Несколько раз мне доводилось провожать Нину Игнатьевну в город. И я знала дорогу… Но тут я сообразила, что можно сократить время, если не огибать худенькие деревья-подростки, редкий, сквозной лесок, а пересечь его напрямую. И побежала, царапаясь о кусты… Я забыла старую истину: торопясь, надо бежать только знакомой дорогой. Лес оборвался — и я очутилась у пруда с ненадежными, заболоченными берегами. Пришлось возвращаться и огибать молодой лесок.
Я уже не смотрела на часы. Протяженность минут многолика: она меняется в зависимости от нашего душевного состояния. Если мы с нетерпением чего-то ждем, минуты невыносимо тягучи, а если боимся опоздать и торопимся, они тают мгновенно, как снежинки, падающие на теплую руку.
Я понимала, что спешить уже незачем. Но спешила… Путь был длинней, чем всегда, а минуты короче.
Наконец, как сторожевые, показались первые разбросанные вдоль дороги домики. Этажи росли по мере моего углубления в город. Я пересекла несколько улиц в неположенных местах… Согласно «закону подлости» меня должны были остановить и оштрафовать, но все обошлось. Перейдя с бега на утомленную иноходь, я миновала квартал, напоминавший выставку новых домов. «Экспонаты» завершались трехэтажным клубом, вокруг которого, хоть сумерки только начинали сгущаться, беззаботно, не мигая, сверкали лампочки. «Может быть, все хорошо?» — подумала я.
«Добро пожаловать, ветераны!» — взывал плакат над входной дверью. Вестибюль был пуст. Гардероб тоже… Я взбежала на второй этаж, В зрительном зале издевательски ярко сияла люстра, озаряя ряды пустых стульев.
Я взглянула на сцену… Возле длинного стола, украшенного стеклянными вазами с ромашками и васильками, опустив голову, стоял Гриша. В руках у него тоже были цветы.
— А где… ветераны? — спросила я. Он очнулся и, ничуть не удивившись моему появлению, ответил:
— Они разошлись.
— Их было много?
— Полный зал.
— А мама где?
— Поехала в санаторий. Телефон там все время был занят.
— Отдыхающие разговаривают.
— Геннадий Семенович умер? — спросил Гриша.
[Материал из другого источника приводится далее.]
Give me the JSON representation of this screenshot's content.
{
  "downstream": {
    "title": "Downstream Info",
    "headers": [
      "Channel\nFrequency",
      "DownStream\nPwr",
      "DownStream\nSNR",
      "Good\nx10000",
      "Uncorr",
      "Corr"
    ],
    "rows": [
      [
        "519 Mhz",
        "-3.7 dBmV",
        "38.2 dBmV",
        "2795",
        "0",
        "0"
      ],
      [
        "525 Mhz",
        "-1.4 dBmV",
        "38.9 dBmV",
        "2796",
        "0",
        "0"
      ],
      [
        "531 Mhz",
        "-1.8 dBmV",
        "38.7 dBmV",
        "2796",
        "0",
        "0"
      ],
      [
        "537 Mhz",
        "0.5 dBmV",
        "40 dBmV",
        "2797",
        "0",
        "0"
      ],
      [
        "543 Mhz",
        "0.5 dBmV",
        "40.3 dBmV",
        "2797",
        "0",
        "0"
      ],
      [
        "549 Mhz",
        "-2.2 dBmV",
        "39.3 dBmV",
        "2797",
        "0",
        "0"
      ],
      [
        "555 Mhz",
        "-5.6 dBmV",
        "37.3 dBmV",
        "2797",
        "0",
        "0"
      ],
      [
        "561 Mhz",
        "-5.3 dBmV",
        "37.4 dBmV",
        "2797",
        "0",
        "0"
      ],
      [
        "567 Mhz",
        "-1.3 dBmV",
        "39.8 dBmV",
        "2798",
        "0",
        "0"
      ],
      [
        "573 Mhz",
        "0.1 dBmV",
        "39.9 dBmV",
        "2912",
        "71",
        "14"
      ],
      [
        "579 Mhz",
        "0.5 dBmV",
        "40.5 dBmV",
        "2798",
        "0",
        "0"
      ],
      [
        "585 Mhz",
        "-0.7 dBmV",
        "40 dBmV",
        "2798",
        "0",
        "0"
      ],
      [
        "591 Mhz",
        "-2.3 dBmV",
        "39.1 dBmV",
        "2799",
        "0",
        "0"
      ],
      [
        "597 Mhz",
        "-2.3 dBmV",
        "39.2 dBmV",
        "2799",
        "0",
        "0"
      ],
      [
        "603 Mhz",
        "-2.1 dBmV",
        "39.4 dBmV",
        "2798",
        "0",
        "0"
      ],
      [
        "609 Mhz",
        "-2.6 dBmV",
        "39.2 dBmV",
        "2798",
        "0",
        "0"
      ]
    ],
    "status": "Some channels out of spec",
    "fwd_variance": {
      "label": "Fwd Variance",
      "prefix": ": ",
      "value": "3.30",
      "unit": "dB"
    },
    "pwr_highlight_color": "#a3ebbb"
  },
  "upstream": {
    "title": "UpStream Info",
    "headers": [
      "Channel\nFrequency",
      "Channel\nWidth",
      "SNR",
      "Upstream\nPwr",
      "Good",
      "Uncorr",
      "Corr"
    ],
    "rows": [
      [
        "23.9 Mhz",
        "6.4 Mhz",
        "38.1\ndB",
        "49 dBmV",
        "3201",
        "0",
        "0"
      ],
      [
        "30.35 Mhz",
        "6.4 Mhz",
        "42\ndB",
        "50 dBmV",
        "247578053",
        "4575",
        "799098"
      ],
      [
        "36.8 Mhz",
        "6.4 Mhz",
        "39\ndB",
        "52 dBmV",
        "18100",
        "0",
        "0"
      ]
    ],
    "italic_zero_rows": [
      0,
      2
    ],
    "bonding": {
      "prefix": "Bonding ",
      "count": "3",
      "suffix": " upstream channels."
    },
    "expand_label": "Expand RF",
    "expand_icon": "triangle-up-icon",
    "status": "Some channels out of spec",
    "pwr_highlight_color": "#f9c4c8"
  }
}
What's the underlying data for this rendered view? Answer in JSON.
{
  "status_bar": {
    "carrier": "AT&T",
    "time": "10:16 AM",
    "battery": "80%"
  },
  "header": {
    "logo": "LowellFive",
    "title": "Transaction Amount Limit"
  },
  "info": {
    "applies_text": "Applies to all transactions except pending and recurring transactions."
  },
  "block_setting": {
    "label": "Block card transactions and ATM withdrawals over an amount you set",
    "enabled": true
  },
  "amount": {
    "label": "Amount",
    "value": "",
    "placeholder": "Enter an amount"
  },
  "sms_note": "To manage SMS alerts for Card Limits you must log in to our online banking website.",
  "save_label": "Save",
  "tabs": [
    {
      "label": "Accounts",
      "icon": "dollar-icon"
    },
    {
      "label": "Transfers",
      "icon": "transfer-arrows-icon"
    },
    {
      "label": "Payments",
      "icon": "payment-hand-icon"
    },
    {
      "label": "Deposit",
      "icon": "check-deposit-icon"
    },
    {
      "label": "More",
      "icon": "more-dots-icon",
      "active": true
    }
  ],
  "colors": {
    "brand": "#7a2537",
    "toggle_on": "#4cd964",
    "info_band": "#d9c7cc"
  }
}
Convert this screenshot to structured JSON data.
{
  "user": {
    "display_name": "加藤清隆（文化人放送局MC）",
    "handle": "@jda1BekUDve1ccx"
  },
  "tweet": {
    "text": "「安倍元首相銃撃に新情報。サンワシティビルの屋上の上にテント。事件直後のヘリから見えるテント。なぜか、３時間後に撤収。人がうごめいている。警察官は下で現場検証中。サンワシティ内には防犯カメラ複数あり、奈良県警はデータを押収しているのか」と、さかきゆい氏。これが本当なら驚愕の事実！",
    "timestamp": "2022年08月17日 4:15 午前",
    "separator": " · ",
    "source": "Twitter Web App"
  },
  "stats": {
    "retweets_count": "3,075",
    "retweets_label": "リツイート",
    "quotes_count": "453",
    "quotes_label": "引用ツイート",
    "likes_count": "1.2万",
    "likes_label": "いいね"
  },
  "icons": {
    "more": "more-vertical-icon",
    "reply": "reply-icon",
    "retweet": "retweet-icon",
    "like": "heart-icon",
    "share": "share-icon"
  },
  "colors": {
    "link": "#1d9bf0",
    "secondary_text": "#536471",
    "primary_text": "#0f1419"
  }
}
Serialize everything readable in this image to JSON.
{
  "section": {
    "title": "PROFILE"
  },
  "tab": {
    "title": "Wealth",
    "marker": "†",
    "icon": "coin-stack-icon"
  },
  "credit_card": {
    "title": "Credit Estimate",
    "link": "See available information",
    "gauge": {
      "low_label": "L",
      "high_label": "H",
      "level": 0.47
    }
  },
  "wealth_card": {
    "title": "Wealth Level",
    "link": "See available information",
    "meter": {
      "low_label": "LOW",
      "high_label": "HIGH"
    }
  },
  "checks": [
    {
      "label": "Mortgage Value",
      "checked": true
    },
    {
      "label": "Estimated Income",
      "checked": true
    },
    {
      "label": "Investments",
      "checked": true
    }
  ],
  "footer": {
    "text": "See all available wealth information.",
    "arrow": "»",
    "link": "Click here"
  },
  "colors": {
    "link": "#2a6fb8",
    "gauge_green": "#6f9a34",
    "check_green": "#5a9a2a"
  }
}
— Что ты?! Откуда ты взял?
— Почему же он не пришел?
…Я вошла в свою комнату. Было темно и тихо. Я зажгла свет… Нина Игнатьевна лежала на кровати с открытыми глазами. Мне показалось, она не дышит. Я дотронулась до нее. Она вздрогнула. Вблизи было видно, что глаза ее блестят так же воспаленно, как всегда.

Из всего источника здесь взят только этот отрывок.